A police notebook or pocket notebook (PNB) is a notebook used by police officers in the United Kingdom to officially record details and incidents while on patrol. Its use is controlled by a number of guidelines, as information entered into an officer's PNB is admissible in court, and the officer will use it to refresh their memory while giving evidence, and to support their statements. Some forces have replaced paper PNBs with ePNBs; these are electronic versions on police smart phones.

==Procedure==

Not all police officers are required to use PNBs; those in administrative roles (aside from those working in offices open to public enquiries) are not required to maintain them. Nor are officers working on custody stations, or those involved in training. Intelligence officers, control room staff, and officers who hold the rank of Superintendent or Chief Superintendent are all exempt from maintaining a PNB.

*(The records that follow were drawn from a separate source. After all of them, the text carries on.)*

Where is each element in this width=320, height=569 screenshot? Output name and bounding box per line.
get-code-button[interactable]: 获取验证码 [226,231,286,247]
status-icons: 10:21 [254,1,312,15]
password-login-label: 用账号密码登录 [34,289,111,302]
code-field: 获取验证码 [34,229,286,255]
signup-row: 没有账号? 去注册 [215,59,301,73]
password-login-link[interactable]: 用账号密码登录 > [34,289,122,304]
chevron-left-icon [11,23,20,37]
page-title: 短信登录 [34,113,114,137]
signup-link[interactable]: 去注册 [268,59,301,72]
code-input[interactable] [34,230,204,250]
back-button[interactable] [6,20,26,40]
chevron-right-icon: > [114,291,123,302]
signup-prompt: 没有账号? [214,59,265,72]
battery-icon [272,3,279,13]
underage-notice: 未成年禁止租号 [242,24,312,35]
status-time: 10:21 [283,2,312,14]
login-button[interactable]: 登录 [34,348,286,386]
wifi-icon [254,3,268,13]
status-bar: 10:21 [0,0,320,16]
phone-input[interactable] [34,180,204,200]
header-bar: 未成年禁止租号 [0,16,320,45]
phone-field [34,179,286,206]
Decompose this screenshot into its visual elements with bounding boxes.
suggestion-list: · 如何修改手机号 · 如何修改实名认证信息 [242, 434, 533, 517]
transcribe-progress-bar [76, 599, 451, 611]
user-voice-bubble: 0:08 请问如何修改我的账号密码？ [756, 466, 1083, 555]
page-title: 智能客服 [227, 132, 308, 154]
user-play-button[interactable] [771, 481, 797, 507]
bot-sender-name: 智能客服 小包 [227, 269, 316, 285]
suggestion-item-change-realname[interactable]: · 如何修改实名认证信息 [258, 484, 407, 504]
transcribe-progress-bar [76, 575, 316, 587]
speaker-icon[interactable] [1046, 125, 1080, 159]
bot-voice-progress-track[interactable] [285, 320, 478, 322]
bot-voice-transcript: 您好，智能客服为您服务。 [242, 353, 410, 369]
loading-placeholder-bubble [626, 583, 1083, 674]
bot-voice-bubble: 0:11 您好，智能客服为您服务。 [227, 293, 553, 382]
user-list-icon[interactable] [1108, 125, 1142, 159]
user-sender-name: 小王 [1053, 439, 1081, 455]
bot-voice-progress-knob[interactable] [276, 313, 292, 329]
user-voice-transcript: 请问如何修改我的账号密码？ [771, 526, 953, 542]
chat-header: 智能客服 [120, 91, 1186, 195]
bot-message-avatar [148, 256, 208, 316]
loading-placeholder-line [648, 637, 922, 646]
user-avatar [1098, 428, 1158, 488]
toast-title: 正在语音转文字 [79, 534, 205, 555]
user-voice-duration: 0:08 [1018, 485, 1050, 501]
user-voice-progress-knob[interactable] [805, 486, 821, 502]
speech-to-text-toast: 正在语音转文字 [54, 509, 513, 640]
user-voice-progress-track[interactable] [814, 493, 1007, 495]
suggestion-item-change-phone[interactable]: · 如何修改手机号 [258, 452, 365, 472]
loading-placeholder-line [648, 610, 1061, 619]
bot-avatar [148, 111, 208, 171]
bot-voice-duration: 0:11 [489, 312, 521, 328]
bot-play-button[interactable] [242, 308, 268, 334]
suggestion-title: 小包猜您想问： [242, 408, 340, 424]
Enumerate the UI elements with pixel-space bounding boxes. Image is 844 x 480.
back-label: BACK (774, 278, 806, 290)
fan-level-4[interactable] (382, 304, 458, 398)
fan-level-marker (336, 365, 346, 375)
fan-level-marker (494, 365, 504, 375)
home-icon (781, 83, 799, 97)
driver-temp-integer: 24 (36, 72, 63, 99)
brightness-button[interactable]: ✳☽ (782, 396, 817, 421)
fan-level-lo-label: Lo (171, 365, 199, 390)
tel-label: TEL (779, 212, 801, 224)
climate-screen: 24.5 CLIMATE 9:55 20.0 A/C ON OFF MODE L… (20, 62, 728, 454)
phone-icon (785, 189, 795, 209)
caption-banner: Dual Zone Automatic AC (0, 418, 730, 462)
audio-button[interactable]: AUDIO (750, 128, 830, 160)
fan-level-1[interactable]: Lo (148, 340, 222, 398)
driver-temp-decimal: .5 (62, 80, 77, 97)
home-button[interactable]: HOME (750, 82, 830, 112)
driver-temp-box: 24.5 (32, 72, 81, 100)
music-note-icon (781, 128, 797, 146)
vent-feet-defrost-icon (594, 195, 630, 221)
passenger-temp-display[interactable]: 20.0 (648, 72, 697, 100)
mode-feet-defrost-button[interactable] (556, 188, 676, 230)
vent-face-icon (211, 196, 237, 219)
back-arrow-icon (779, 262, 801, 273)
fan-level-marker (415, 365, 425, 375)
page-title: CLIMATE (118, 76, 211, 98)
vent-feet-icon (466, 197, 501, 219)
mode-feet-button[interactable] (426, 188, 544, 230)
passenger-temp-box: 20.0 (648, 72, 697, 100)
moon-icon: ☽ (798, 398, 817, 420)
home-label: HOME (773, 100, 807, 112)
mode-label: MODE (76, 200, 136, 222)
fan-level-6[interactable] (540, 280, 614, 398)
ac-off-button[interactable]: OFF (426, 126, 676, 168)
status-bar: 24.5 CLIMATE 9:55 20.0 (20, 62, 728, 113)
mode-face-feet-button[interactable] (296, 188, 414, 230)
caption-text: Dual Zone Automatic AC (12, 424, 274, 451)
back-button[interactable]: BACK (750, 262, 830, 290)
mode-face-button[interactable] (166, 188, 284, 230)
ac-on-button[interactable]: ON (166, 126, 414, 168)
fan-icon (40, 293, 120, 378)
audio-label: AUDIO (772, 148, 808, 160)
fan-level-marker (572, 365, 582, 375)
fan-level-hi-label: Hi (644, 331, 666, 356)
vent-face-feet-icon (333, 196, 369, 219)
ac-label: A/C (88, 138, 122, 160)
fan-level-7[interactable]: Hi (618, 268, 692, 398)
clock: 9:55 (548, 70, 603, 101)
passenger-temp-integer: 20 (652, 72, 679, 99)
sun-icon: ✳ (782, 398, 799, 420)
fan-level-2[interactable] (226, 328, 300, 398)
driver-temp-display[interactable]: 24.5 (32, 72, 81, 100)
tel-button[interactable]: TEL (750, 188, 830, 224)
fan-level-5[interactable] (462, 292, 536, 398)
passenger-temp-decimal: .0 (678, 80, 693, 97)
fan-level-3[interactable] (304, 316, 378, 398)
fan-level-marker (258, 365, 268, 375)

Each PNB is issued to an officer by a supervisor, and they are each marked by a particular code which is logged next to that officer's name. A replacement PNB can only be given when the old has been examined and marked correctly, and as well as their current PNB, an officer is also required to keep the two most recent PNBs.

==Technique==

While the guidelines for maintaining a PNB will differ from force to force, there are several common policies on using the notebooks. In the United Kingdom the use of the PNBs is dictated by the 2000 Freedom of Information Act. All PNBs are subject to the same rules of disclosure as other confidential documents, and must contain everything deemed relevant to police work. Each new entry is marked with the day and date in capital letters, and is ended with a line covering the entire width of the page, along with the officer's signature. No information may be removed, and all corrections must be made by striking the incorrect entry with a line and the correct entry should be inserted with the officer's initials. Time is required to be written in 24-hour style, and any gaps left at the end of a line must be filled by a horizontal line to show that the gap was not created by the removal of a word. Many forces also require directly quoted speech to be written in capitals.

When an officer needs to record information in their notebook the following are required by several forces:
- Time of day
- Exact or approximate location
- Offence or occurrence
- Names and addresses of offenders, victims or witnesses
- Action taken by the officer involved (e.g. arrests)

Some forces require the officer to write down what they said during the incident.

==Equipment==
Police notebooks are carried in a variety of ways, and several pieces of equipment are available which police officers may use to hold their PNBs and other papers they need while on patrol. Police notebooks themselves also have to stand up to harsh environments such as wind and rain. Therefore, the paper used is usually waterproof and untearable.